Does the new vaccine still work in the development of the old vaccine?

  New research shows that old vaccines work despite the mutated new coronavirus.

On January 4, 2022, Israel launched the fourth Covid-19 vaccination program for high-risk groups, including the elderly over the age of 60 and immunocompromised people. The injected vaccine is the Pfizer BN162b2 vaccine.

  On April 13, Israeli researchers published a study on the fourth dose of the vaccine in the New England Journal of Medicine (NEJM), showing that the fourth dose of the new crown vaccine (the old vaccine) was administered during the Omicron epidemic period. ), the ability to resist the virus is significantly stronger than that of peers who have only been vaccinated with three shots.

  The data for this study came from 258,994 vaccinated people from January 3 to February 18, 2022. The researchers compared two groups of people who received four doses and only three doses. The two groups participated in the test. The average age of the personnel is 72 years old.

  Older adults who received a fourth dose of the vaccine had some of the following benefits compared to those who received only three doses.

In the 7- to 30-day period after vaccination: 45% reduction in Covid-19 positivity; 55% reduction in symptomatic infections; 68% reduction in Covid-19-related hospitalizations; 62% reduction in severe cases; Covid-19-related deaths rate fell by 74%.

  In the 14- to 30-day period after vaccination: 52% reduction in Covid-19 positivity; 61% reduction in symptomatic infection; 72% reduction in Covid-related hospitalizations; 64% reduction in severe illness rates; Covid-19-related deaths rate fell by 76%.

  However, some studies have also shown that the fourth version of the old vaccine version 1.0 does not have much preventive effect on infection and disease caused by the mutant strain of Omicron.

On March 17, the results of a study at the Sheba Medical Center in Israel showed that 270 of the 600 volunteers received the fourth dose of the Pfizer/Modena vaccine, but the effect was not obvious. Those who received the fourth dose The levels of antibodies and neutralizing antibodies in the body were not higher than those measured one month after the third injection, but were basically the same.

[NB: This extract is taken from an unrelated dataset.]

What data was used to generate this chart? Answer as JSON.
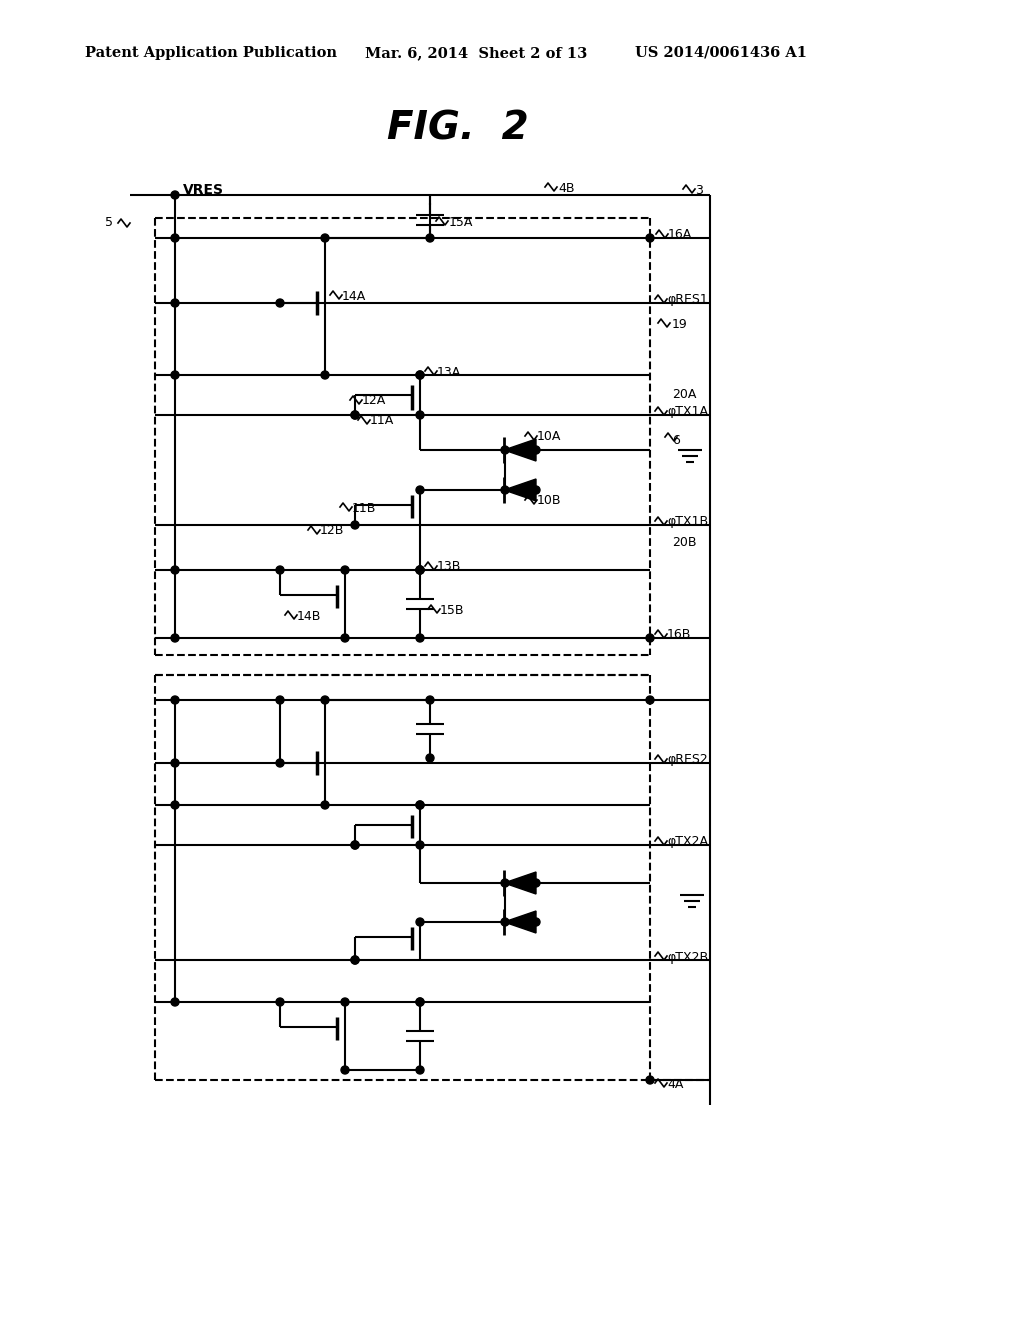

  Faced with this situation, what China needs to do is to get the third shot.

The vaccination coverage rate in China exceeds 90%, and the whole-course vaccination rate exceeds 87%, but the vaccination rate of the third booster immunization should be further increased.

Therefore, in the process of waiting for the 2.0 version of the new crown vaccine, it is best to continue to receive the third dose of the old vaccine, which has a protective effect on people and can at least reduce the morbidity, severe and fatality rates.